Neyse efenim düğün konusuna dönersek, şimdi iki kabile karşı karşıya getiriliyor (kız tarafı - erkek tarafı ayrı oturturulur düğünlerde) ellerdeki alet erdavata bakılır ne kadar keskin, parlak silahları var karşı tarafın, savaşsak kar-zarar durumumuz ne olur acep diye düşünceler gark olur iki tarafında mensuplarına (kız ve erkek tarafı birbirini süzer, rüküşlük-şıklık fısır fısır konuşulur dedikoduların ardı-arkası kesilmez) ve sonunda savaş patlak verir (pistte danslar, kasap havaları, çiftetelliler...) hangi taraf daha iyi dövüşüyor (pistte en çok göbek atan, yorulmayan taraf).
Ve sonunda ganimetler ortaya çıkar (takı takma töreni)
ve bunların hepsi çeşitli kurallar çerçevesinde sırayla yapılır. Altın torbasını damat annesine verir, arabaya binemeden önce üç kez başın üstünde gezdirilir üstüne tükürülür çevresinde dönülür (abarttım =] ) geline teslim edilir.  vs vs vs
üstünde düşündükçe olayın komikliği, gelin ve damat üstünde yarattığı stres daha da fazla rahatsız ediyor beni, ve tabi gecenin sonunda türü devam ettirmeye odaklanılmış ancak bu aşamaya gelene kadar çeşitli işkencelerden geçmek mecburiyetinde bırakılan bir gelin ve damat!
bunu da izleyin anacım
http://video.maxateglence.com/izle/287-yeni-nesil-turk-dugunu.html

20 Kasım 2010 Cumartesi

kına

ayda bir yazıyormuşum gibi bir izlenim bırakmak istemezdim ama sanırım öyle oluveriyoru (manavgatça)
Adana'daki düğün stresinden sonra aklıma envai sorular esti, mesela kına?
nedir gacım bunun mantığı?tentürdüyot (böyle yazılmıyor biliyorum üşendim aratmaya, anladınız işte yaraya sürülenden)
kuzu/koyun  gibi bilimum küçük-büyük baş hayvancağıza kesilmeden önce yakarsın kabul kurban çünkü
askere gidecek erkeklere anaları kına yakardı, neden? vatana kurban veriyor, ok
Gelin ve damada neden kına yakıyor pekiiii???
Cem Yılmaz'ın güzel bir esprisiyle kapatıyorum;
abi bence evlilik olayının gidişatı bir kere çok vahşi, söz KESME, nikah KIYMA...
haydin bana eyvallah

29 Ekim 2010 Cuma

Kimin Cumhuriyet'i??!

Sabah sabah Oktay Ekşi'nin yazısını okuyup sinirlendim, kendisini şeytan dürtmüş ve yıllardır yayınlanan 30 ağustos, 29 ekim, 23 nisan'larda başbakanımız tarafından yayınlanan bayram mesajlarına göz atmış. Fekat bu işlem çok da uzun sürmemiş zira yayınlananların hepsi "copy-paste-minor montage" şeklindeymiş!Örnek vermek gerekirse;
Önceki yıl (2008’de) kullandığı, “Bu anlamlı günde, kardeş kavgası çıkarmak için beyhude bir çaba içinde olan şer ve nifak odaklarına, aziz milletimizin tek yürek olarak bir kez daha en anlamlı cevabı vereceğine inanıyorum” cümlesinin sadece sonu değişmiş. O nedenle 2009 mesajında, “(...) odaklarına milletçe tek yürek olarak bir kez daha en güzel cevabı veriyoruz” denmiş.
gibi gibi devam ediyor...
Nasıl kızmam buna?

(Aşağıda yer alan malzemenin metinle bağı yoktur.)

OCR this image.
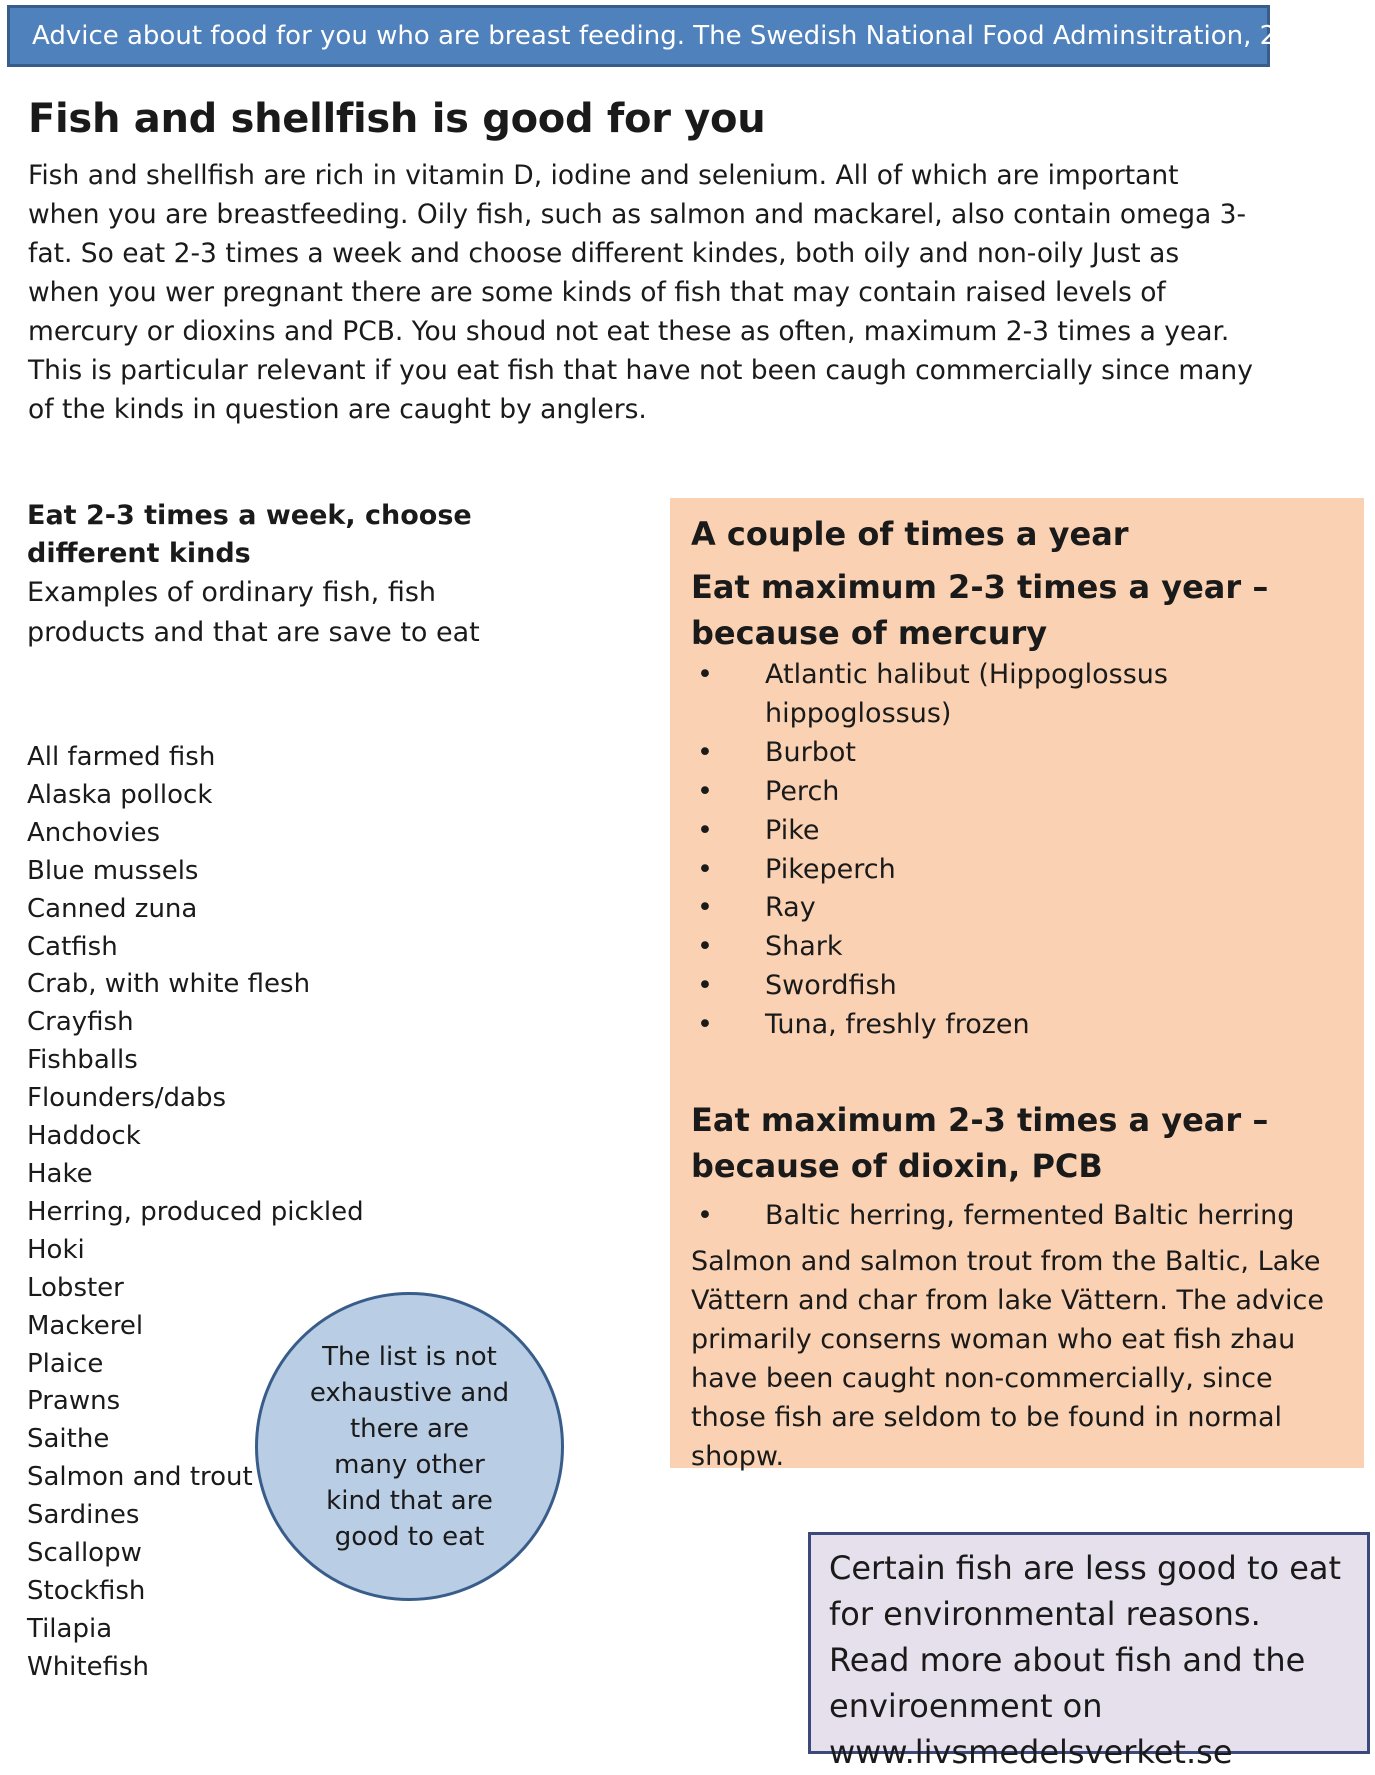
Advice about food for you who are breast feeding. The Swedish National Food Adminsitration, 2008
Fish and shellfish is good for you

Fish and shellfish are rich in vitamin D, iodine and selenium. All of which are important when you are breastfeeding. Oily fish, such as salmon and mackarel, also contain omega 3-fat. So eat 2-3 times a week and choose different kindes, both oily and non-oily Just as when you wer pregnant there are some kinds of fish that may contain raised levels of mercury or dioxins and PCB. You shoud not eat these as often, maximum 2-3 times a year.

This is particular relevant if you eat fish that have not been caugh commercially since many of the kinds in question are caught by anglers.

Eat 2-3 times a week, choose different kinds
Examples of ordinary fish, fish products and that are save to eat
All farmed fish
Alaska pollock
Anchovies
Blue mussels
Canned zuna
Catfish
Crab, with white flesh
Crayfish
Fishballs
Flounders/dabs
Haddock
Hake
Herring, produced pickled
Hoki
Lobster
Mackerel
Plaice
Prawns
Saithe
Salmon and trout
Sardines
Scallopw
Stockfish
Tilapia
Whitefish
A couple of times a year
Eat maximum 2-3 times a year – because of mercury
• Atlantic halibut (Hippoglossus hippoglossus)
• Burbot
• Perch
• Pike
• Pikeperch
• Ray
• Shark
• Swordfish
• Tuna, freshly frozen
Eat maximum 2-3 times a year – because of dioxin, PCB
• Baltic herring, fermented Baltic herring

Salmon and salmon trout from the Baltic, Lake Vättern and char from lake Vättern. The advice primarily conserns woman who eat fish zhau have been caught non-commercially, since those fish are seldom to be found in normal shopw.

The list is not exhaustive and there are many other kind that are good to eat
Certain fish are less good to eat for environmental reasons. Read more about fish and the enviroenment on www.livsmedelsverket.se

Nasıl sadece ekonomik ilerlemeyi (!) göz önüne alıp "ah işte ne güzel de gelişiyoruz meaşşallaahh, 10 yıla kalmaz bölgesel güç oluruz alimallah" diyen insanların yüzüne tükürmek istemem, Kemal Derviş'in 00000 1 ise karakteriniz hikayesine dönüyor!

Sen bu siyasal sistem sayesinde bugün olduğun yerdesin ve tüm bu kadrolaşmaları sağlayıp, gemicikler aldırıp, oğlunu hem hapishaneden hem askerden kaçırabiliyorsun ey kasımpaşalı!

Hele türban (değilllllllll başörtüsü) mevzusuna hiç girmek istemiyorum. Kendimi çok açık görüşlü bir insan olarak bilirim ve herkes de yapmak istediğinde özgürdür sonuna kadar varım. Ancak o örtü benim gözümde kelepçeyle bir. Ben hiç bir kadın düşünemiyorum ki şöyle saçlarını savurmaktan haz duymasın, güzelliğini ortaya koymak istemesin, allasen türbana yapılan büzmeler süslemeler mi bu hazzı tatmin edecek, komik olmayın!




Neyse bu anlamlı günde böyle sinirli yazmak istemezsin, affola...
Her şeye rağmen, belki de inadına, 87 yıl Cumhuriyetimiz nefes alıyor,
kutlu olsun cümlemize!

19 Ekim 2010 Salı

state with garden & fight club tadında dersim

yazmak beni rahatlatıyor ve zihnimi boşaltmama yarıyor, yazmayı seviyorum =)
bugün çamaşırlarımı kurutucuya atmak için beklerken olacak o ya gittim salona televizyonu açtım, öyle zaplarken haber izleyeyim bari dedim ve bir haber kanalını açtım, Sabriş hocamın deyimiyle "state with garden" nam-ı diğer Devlet Bahçeli'nin grup toplantısı konuşmasına denk geldim, Tanrım o nasıl detone bir ses, o kadar yıldır siyasette olmasına rağmen kağıttan okumalar falan, sürekli aynı cümle kalıplarıyla (e.g. imranı canisi, yüce Türk değerleri, askerimiz canımız...) çözüm üretmeyen, üstüne üstün bölen bir siyasi söylem! Aslında bir yerde de bu basitliği hoş görüyorum, yalın bir uslübu ve programı var bu partinin Türk'lüğü üstün gör, terörü her fırsatta lanetle ve siyasete alet et, hükümeti eli kolu bağlı olmakla suçla, AB'ye karşı bir tavırda ol, tamam bu kadar sanırım. Ha yok bir de 120-130 kelimelik bir öz Türkçe dağırcığın ol, permütasyon-kombinasyonu hatmet pişir pişir duruma göre milletin önüne sür, sonra 40. yıl konuşması gibi traji-komik durumları oluştur bizleri güldür =)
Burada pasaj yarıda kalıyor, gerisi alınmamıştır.